(Warning: Horrifying Photos) Triggering others is part of our divine paths. You know when you’ve been triggered. Someone does or says something or doesn’t say or do something we think they should and BAM! we’ve got some heavy emotions and visceral responses going on!
More often than not, triggering smells like conflict, which breeds discontent and resentments. Knowing resentments are a huge impediment to my spiritual progression, I have done a lot of work on them. Using my timeline and deadline business skills, I worked backwards to see some of the roads I take to get to resentment. Historically I have been very quick at this. *snort*
Not wanting to stay there, I looked for ways to mitigate getting resentments in the first place. Mainly because I knew I already had so many deeply entrenched I didn’t want to collect more of the bastards.

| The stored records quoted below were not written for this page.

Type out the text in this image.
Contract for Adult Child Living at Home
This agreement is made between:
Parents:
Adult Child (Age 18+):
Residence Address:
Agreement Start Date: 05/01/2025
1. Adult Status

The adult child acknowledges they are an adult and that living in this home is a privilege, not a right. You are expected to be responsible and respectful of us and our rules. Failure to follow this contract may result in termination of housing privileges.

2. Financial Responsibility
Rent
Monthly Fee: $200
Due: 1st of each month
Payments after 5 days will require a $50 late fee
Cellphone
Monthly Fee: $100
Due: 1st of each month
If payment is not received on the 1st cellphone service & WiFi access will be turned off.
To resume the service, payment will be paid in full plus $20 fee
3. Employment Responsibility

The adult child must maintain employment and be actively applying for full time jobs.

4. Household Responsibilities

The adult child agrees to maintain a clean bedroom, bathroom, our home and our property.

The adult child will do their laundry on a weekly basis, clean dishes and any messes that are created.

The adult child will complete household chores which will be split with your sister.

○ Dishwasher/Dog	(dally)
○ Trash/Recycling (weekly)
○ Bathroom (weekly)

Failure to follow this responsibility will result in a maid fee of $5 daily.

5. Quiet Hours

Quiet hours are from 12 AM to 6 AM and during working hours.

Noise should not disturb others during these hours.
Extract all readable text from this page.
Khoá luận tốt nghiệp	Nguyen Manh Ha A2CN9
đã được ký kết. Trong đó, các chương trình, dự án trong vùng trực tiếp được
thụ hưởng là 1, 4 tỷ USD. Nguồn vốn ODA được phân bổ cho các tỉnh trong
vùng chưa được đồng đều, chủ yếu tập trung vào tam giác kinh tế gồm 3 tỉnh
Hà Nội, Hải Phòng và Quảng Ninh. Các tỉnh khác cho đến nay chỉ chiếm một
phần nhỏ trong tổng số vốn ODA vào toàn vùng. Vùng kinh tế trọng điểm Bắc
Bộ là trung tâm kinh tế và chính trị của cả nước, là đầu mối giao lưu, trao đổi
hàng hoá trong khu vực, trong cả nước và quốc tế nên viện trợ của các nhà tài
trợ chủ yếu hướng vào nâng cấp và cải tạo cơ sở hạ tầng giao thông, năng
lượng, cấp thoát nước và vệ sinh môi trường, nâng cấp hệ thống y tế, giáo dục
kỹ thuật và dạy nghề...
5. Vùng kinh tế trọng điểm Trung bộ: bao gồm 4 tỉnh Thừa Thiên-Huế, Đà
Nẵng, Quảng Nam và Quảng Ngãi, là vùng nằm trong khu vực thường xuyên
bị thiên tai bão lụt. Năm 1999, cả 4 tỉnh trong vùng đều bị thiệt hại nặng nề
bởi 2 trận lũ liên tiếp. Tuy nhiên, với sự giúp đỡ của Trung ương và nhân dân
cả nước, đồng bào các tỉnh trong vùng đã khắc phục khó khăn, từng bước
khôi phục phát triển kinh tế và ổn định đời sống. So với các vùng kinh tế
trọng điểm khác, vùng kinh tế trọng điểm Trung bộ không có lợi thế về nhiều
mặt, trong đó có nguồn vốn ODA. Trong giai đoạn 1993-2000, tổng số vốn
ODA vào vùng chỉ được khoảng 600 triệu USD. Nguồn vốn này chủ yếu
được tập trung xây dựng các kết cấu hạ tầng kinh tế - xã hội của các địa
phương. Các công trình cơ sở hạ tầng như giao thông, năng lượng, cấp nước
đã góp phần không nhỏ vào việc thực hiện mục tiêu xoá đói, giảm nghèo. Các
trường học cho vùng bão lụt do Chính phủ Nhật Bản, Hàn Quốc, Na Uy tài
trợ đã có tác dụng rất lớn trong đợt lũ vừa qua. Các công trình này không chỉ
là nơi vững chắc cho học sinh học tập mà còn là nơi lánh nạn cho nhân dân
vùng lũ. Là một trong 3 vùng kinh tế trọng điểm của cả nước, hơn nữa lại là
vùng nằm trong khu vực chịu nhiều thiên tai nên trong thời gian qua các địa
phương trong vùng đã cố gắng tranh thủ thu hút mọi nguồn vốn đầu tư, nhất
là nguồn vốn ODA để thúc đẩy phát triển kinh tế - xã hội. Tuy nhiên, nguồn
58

I met a man at an event a couple of months ago, named Kevin. In the course of our brief conversation he said the thing he was best at, was being a mirror for others. It struck me as a powerful message. When I started noticing emotional responses to things people do and say or don’t do and say, that I wish they would, I saw these people as mirrors, with no reason to find fault, blame or judgement of any kind.
In the past, I have asked myself, if I do the things, others do that I find aggravating, as a way of checking my own behavior. This experience with Kevin, moved the process to a whole ‘nuther level of spirituality that feels entirely correct to me.
It’s how I could open my heart to people I previously perceived as purposefully hurting me, and be at peace, calmly listening for ways to help them on their paths. The emotions still come up, but I don’t have to go into tears, unless I choose to grieve for a moment. I don’t have to say or do anything by way of correction, to what they are doing, unless I am compelled, in love, to gently do something. And by ‘compelled’ I mean spiritually and intuitively moved. Mostly I find it more powerful to act in loving ways.
After 6 hours recently, with various people I felt had ‘done me wrong’ in the past, when leaving I simply said, ‘Who needs a hug?’ and threw my arms open, and was hugged by all of them. One walked me to my car. It was so healing and mending for me and hopefully for them, but that is their choice.
People I love trigger me all the time. Strangers can trigger me. Events trigger me. I’m sure they do you, too. There is no need to feel sad about innocently triggering me or anyone else, for that matter. I do not feel sad for triggering you or others I love, or don’t even know, which I’m sure I must do.
I’m a great triggerer! Triggers gives people the opportunity to look at their issues to resolve them in a more correct ways. I certainly do not do it on purpose, but I see I have been a catalyst for change my whole life and allowed these many, many interactions to separate me from all of humanity via negative emotions, feeling abandoned, left out and singled out for punishment.
I don’t do that anymore. I smile inside, in recognition of what is going on, and take solace in the belief, I am merely being a mirror, and hopefully a catalyst for positive change. It is always my intent to support another on their spiritual path to enlightenment, whatever they choose said path to be, by sharing love.
There is always room to grow spiritually.